Michigan
How Donahue v. Rodd Electrotype Co. of New England, Inc. applies in Michigan: state-specific rules, key cases, and bar exam notes for Corporations.
Michigan law emphasizes the fiduciary duties of majority shareholders toward minority shareholders, reinforcing the principles of good faith and loyalty as established in Donahue. Courts in Michigan look for equitable principles to ensure fair treatment among shareholders, particularly in close corporations.
In Michigan, majority shareholders owe a fiduciary duty to minority shareholders, requiring good faith and fair dealing, especially during transactions affecting corporate governance and property rights.
The court reaffirmed that fiduciary duties extend to all shareholders and reflect equitable considerations in corporate dealings.
This case highlighted the need for fair treatment of minority shareholders in decisions impacting them, echoing the principles set forth in Donahue.
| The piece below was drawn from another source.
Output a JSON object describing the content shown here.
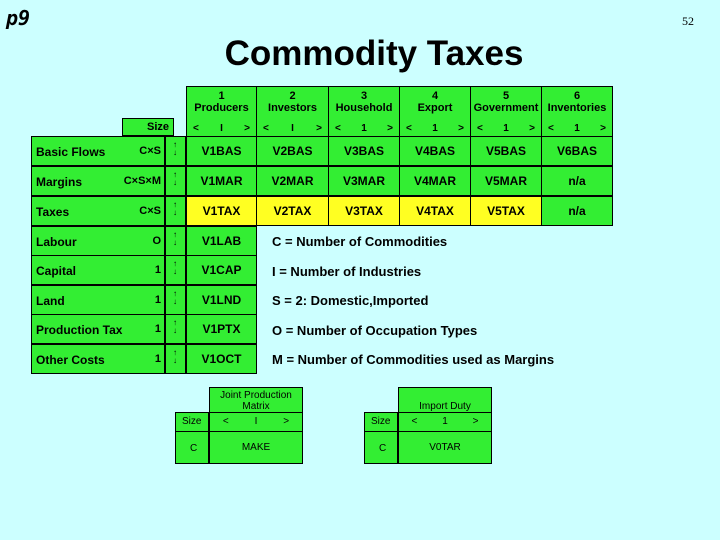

The court ruled that majority shareholders could not act in ways that unfairly disadvantage minority shareholders, consistent with fiduciary duties.
Michigan adheres to a stricter interpretation of fiduciary duties than the federal standard, which may focus more on disclosures than the substantive fairness required by Michigan courts. This difference often leads to more stringent obligations for majority shareholders in Michigan than under federal law.
Understanding the implications of Donahue is critical for the Michigan bar exam, especially in questions relating to shareholder rights and fiduciary duties in corporate governance.